The benefits of a high-quality early childhood are many for vulnerable children and families, as well as the broader community. Despite this strong base of evidence, funding for high-quality early childhood programs falls far short of its need at local, state and federal levels. The Ounce understands this and advocates for increased state and federal investment in research-based early learning programs proven to promote positive outcomes.

We know from decades of research that the academic achievement gap extant between low-income children and their affluent peers forms well before they enter kindergarten. Having arrived at school unprepared, these children struggle to catch up to their classmates and may be placed in special education or held back. Still, research tells us there is at least one solution to the achievement gap problem: high-quality early education and care, which can even the playing field for children at risk of school failure.

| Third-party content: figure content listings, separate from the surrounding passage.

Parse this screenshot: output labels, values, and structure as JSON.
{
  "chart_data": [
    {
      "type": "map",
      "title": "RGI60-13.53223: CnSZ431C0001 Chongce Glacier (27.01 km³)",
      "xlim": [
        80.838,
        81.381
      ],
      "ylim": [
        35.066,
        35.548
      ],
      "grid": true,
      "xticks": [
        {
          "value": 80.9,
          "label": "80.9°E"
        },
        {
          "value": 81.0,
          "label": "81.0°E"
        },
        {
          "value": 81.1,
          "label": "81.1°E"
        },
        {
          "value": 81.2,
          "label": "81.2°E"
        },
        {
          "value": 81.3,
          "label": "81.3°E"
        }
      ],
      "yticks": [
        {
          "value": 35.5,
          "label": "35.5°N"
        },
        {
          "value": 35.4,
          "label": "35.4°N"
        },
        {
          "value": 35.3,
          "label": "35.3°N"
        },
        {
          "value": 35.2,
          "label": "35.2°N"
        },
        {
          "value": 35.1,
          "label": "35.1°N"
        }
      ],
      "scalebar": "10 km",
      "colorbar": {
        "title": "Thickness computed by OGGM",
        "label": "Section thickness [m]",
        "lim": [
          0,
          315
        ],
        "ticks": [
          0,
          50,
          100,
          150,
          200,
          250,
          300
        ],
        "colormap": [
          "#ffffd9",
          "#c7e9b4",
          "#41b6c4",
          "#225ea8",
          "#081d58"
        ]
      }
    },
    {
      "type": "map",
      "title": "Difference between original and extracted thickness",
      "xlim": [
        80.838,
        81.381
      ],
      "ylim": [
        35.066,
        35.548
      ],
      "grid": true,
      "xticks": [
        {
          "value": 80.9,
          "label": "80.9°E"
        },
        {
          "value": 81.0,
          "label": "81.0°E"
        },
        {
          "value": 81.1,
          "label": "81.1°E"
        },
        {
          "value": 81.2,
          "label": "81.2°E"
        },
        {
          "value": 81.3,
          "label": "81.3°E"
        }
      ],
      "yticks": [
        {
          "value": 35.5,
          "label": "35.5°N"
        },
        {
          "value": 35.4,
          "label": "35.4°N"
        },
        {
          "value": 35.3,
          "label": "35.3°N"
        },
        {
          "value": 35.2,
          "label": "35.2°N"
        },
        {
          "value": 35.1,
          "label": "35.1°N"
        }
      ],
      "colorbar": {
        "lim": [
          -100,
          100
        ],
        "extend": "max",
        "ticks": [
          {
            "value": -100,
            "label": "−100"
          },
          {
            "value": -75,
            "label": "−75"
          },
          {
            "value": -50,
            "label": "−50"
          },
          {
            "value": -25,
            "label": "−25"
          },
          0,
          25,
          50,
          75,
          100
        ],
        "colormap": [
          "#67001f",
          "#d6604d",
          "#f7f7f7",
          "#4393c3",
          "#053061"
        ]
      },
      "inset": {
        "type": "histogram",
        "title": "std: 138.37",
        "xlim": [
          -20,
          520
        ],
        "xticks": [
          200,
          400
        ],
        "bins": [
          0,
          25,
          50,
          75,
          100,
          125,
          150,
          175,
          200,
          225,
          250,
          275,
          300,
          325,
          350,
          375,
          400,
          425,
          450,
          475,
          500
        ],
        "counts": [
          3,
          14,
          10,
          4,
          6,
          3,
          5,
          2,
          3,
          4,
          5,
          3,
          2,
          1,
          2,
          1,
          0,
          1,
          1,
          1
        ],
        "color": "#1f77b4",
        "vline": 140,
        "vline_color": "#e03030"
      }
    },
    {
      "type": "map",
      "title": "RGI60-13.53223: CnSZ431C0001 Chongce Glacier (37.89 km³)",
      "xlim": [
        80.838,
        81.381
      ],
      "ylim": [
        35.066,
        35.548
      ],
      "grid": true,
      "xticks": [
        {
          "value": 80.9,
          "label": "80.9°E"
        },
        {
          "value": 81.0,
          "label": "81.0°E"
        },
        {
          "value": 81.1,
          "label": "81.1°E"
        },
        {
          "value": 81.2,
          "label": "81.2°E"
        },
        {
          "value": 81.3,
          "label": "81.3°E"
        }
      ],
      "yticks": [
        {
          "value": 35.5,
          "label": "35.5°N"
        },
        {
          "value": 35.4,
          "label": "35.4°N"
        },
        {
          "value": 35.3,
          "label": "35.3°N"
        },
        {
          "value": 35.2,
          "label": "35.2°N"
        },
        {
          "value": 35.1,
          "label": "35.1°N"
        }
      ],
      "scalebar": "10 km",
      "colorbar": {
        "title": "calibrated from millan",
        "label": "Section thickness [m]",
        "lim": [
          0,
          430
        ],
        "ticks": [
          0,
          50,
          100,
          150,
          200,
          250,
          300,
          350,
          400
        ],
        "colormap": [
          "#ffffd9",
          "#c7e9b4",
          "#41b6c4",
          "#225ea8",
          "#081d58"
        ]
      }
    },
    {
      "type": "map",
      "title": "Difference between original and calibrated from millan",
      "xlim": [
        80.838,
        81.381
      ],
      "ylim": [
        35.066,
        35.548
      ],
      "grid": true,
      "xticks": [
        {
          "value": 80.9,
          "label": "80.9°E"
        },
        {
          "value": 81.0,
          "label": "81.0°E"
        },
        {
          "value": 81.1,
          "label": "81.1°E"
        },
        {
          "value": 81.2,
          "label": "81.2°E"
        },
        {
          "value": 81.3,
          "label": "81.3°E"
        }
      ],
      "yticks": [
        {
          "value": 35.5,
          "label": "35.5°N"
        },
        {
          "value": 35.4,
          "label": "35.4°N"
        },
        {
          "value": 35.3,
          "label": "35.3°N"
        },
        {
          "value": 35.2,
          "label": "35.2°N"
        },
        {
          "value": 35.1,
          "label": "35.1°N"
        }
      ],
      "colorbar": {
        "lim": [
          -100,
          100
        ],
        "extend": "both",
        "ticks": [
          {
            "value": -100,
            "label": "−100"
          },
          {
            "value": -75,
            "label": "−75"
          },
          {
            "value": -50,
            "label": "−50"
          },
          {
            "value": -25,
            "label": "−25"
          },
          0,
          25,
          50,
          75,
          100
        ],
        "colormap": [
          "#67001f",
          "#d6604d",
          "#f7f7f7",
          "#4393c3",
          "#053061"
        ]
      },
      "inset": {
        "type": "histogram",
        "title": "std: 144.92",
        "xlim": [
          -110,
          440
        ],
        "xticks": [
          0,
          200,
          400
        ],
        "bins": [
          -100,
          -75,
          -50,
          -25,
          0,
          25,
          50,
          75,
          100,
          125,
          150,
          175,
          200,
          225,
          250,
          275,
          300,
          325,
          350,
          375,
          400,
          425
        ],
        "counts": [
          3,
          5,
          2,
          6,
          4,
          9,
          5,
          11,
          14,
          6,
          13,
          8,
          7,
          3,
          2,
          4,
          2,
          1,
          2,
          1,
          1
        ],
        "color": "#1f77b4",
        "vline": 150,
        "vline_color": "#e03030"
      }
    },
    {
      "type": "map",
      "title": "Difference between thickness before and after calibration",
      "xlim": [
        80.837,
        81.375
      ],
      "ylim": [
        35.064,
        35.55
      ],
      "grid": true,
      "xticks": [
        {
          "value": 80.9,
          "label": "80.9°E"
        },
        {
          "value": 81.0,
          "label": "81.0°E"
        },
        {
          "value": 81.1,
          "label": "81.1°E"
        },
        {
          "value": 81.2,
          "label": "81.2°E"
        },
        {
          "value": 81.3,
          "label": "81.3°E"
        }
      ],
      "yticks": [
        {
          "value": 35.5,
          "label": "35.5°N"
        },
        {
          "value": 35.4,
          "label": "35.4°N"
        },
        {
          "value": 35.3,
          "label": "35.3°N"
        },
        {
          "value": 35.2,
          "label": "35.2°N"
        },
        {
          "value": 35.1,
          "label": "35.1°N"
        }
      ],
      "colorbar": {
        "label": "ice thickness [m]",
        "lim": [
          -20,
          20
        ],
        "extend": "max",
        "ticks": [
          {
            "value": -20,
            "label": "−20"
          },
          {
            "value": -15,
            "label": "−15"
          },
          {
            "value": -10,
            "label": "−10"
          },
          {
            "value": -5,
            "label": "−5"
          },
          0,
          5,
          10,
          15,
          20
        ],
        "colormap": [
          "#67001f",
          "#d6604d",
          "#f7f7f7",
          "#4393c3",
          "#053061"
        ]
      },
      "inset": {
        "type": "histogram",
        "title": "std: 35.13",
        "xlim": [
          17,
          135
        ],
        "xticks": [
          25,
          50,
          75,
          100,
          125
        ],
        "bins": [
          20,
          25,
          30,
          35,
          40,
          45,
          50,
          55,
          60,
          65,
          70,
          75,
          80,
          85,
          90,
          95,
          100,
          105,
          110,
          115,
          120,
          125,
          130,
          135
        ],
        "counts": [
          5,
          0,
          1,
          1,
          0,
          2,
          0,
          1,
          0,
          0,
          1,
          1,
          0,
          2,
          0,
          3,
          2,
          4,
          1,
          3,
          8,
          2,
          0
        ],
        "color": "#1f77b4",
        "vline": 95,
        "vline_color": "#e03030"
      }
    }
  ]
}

The Ounce and our advocacy partners worked to secure passage of Preschool for All in 2006. The program made Illinois the first state in the nation to offer voluntary, high-quality preschool to all 3- and 4-year-olds. Preschool for All prioritizes at-risk children first for early education services, and programs are operated by local school districts or community-based agencies. Preschool for All is funded by the Illinois State Board of Education’s Early Childhood Block Grant.

A percentage of the Early Childhood Block Grant is set aside for infant-toddler programs such as home visiting, which strengthen the role of parents as their child’s first teachers. In 2014, the Ounce successfully advocated for the Illinois General Assembly to pass a bill to increase the infant-toddler set-aside from 11% to 14%, continuing work set forth in 2009 to increase the floor to 20%.

Learn more about Preschool for All and the Early Childhood Block Grant from the Illinois State Board of Education.


Educare is a tangible place where policymakers and community leaders from across the US can see how at-risk children can thrive in a high-quality early learning environment. In partnership with the Buffett Early Childhood Fund and communities across the country, the Ounce continues to expand the Educare Learning Network with each school serving as a platform for policy change. For example, Educare served as the model for the $25 million Oklahoma Pilot Early Childhood Program, which increased the number of children served by high-quality programs in the state.


The First Five Years Fund (FFYF), a project of the Ounce, successfully garnered support for new early childhood investments in the 2009 federal stimulus package. The American Recovery and Reinvestment Act included $1 billion for Head Start, $1.1 billion for Early Head Start, and $2 billion for the Child Care and Development Block Grant (CCDBG).  In 2013, in collaboration with other national and state organizations, FFYF led massive efforts to bring early childhood into the forefront of the public debate and advocate for increased funding. The result was a $1.4 billion increase in funds when the president signed the 2014 omnibus appropriations bill designed by a bipartisan group of appropriations committee leaders.